As I read through the Ceylon presentations yesterday, I was astounded by how much Scala is already providing a solution for those issues which Ceylon claims to be addressing (with respect to shortcomings of Java).
In fact, I'd say that pretty much 95% of what Ceylon appears to be trying to accomplish, can already be done with Scala. (The obvious exception being union types).
So that means that the Ceylon designers, for a 5% feature difference, have decided to design a whole new language from scratch - an astonishing decision.
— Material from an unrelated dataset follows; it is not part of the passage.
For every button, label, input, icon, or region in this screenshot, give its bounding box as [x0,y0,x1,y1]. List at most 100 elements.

As Daniel mentions above, getting scala to the stage where it's at now, with good IDE support and a number of useful frameworks providing library solutions to such areas as web-development and concurrency, has taken > 5 years. 5. YEARS.
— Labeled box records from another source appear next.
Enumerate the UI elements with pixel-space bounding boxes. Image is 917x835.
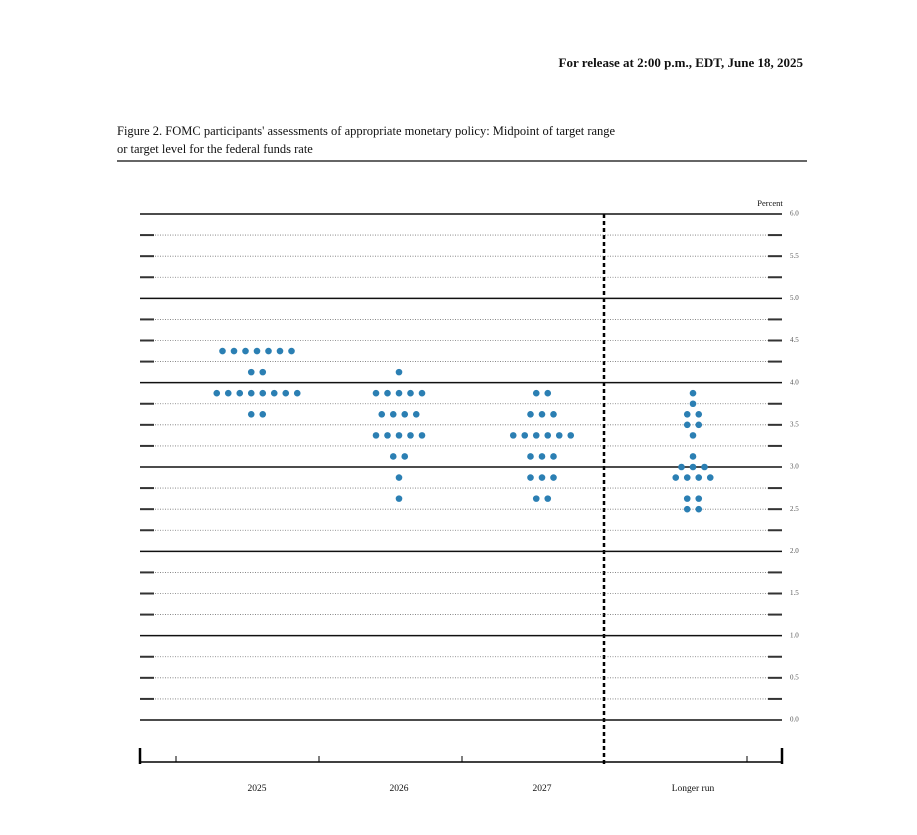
dot [550,453,557,460]
dot [509,432,517,439]
dot [259,389,267,397]
dot [372,389,380,397]
y-tick-label: 3.0 [790,463,799,471]
dot [695,474,703,481]
y-tick-label: 4.5 [790,336,799,344]
dot [678,463,685,471]
x-tick-label: 2026 [390,784,409,794]
dot [701,463,708,471]
dot [695,421,703,429]
dot [672,474,680,481]
dot [378,410,386,418]
dot [418,432,426,439]
dot [683,505,691,513]
dot [695,410,703,418]
x-tick-label: 2027 [533,784,552,794]
dot [407,389,414,397]
dot [544,389,552,397]
dot [265,347,272,355]
dot [236,389,244,397]
dot [259,368,267,376]
x-axis-ticks [175,756,748,762]
y-tick-label: 6.0 [790,210,799,218]
dot [418,389,426,397]
dot [230,347,238,355]
dot [683,410,691,418]
dot [247,368,255,376]
dot [372,432,380,439]
dot [247,389,255,397]
y-axis-label: Percent [757,198,783,208]
dot [555,432,563,439]
dot [389,453,397,460]
y-tick-label: 4.0 [790,378,799,386]
dot [527,410,534,418]
dot [689,389,697,397]
dot [695,505,703,513]
dot [567,432,575,439]
dot [550,474,557,481]
dot [282,389,290,397]
dot [689,463,697,471]
dot [384,389,391,397]
chart-title: or target level for the federal funds ra… [117,142,313,156]
dot [242,347,249,355]
dot [683,421,691,429]
dot [395,389,403,397]
dot [527,453,534,460]
dot [270,389,278,397]
dot [259,410,267,418]
dot [395,474,403,481]
dot [538,453,546,460]
dot [532,495,540,502]
dot [550,410,557,418]
dot [293,389,301,397]
dot [395,495,403,502]
y-tick-label: 0.5 [790,673,799,681]
x-tick-label: 2025 [248,784,267,794]
x-tick-label: Longer run [672,784,715,794]
dot [395,368,403,376]
y-tick-label: 0.0 [790,716,799,724]
dot [689,453,697,460]
dot [532,389,540,397]
dot [695,495,703,502]
dot [401,410,409,418]
dot [407,432,414,439]
dot [253,347,261,355]
y-tick-label: 1.5 [790,589,799,597]
dot [532,432,540,439]
chart-title: Figure 2. FOMC participants' assessments… [117,124,616,138]
y-tick-label: 5.5 [790,252,799,260]
dot [276,347,284,355]
dot [288,347,295,355]
dot [544,495,552,502]
dot [401,453,409,460]
dot [544,432,552,439]
dot [389,410,397,418]
dot [384,432,391,439]
y-tick-label: 3.5 [790,420,799,428]
dot [527,474,534,481]
dot [224,389,232,397]
dot [683,495,691,502]
dot [247,410,255,418]
dot [538,474,546,481]
dot [219,347,226,355]
dot [689,400,697,408]
dot [213,389,221,397]
y-tick-label: 1.0 [790,631,799,639]
dot [412,410,420,418]
dot [689,432,697,439]
y-tick-label: 2.0 [790,547,799,555]
dot [521,432,529,439]
dot [683,474,691,481]
dot [395,432,403,439]
dot [706,474,714,481]
release-note: For release at 2:00 p.m., EDT, June 18, … [559,55,804,70]
y-tick-label: 5.0 [790,294,799,302]
y-tick-label: 2.5 [790,505,799,513]
dot [538,410,546,418]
If you add-in the most obvious concerns about Ceylon as a language:
- Java interop is going to suffer (no overloading, wildcards, reified generics, no null etc)
- Lack of academic grounding & conceptual simplicity
- Lack of implicits
For the extra 5% features you are sacrificing a lot of good stuff.
And for Gavin King to claim that it is conceptually simpler than Scala is breathtaking. From everything I've read so far, it looks a lot like a wish-list of minor functionality crammed awkwardly together, whereas Scala generates its power and scope from its simplicity.
In the comments on this blog post, Gavin mentions "extra features" as being more complex. But of course that is not necessarily true! Or rather, it depends stroingly upon your definition of an "extra feature". For example, you could argue that the ability to declare a value which is a type is an extra feature and therefore represents an addition of complexity. But, conversely, you could equally argue that treating types differently to values (i.e. disallowing them as values) is adding complexity (because it represents the "addition" of a feature, namely the special treatment conferred upon types). Similarly with higher-kinded types: why should a type parameter not also be allowed a type parameter? Why is that more complex?
EDIT - on additional comment is that Gavin King explicitly criticises Java because of its lack of declarative GUI tools. He has presented nothing to suggest at exactly how Ceylon addresses these issues, so I do wonder whether he's got something up his sleeve on this one. In fact, I strongly suspect that final judgement should probably be reserved for when a working prototype is available!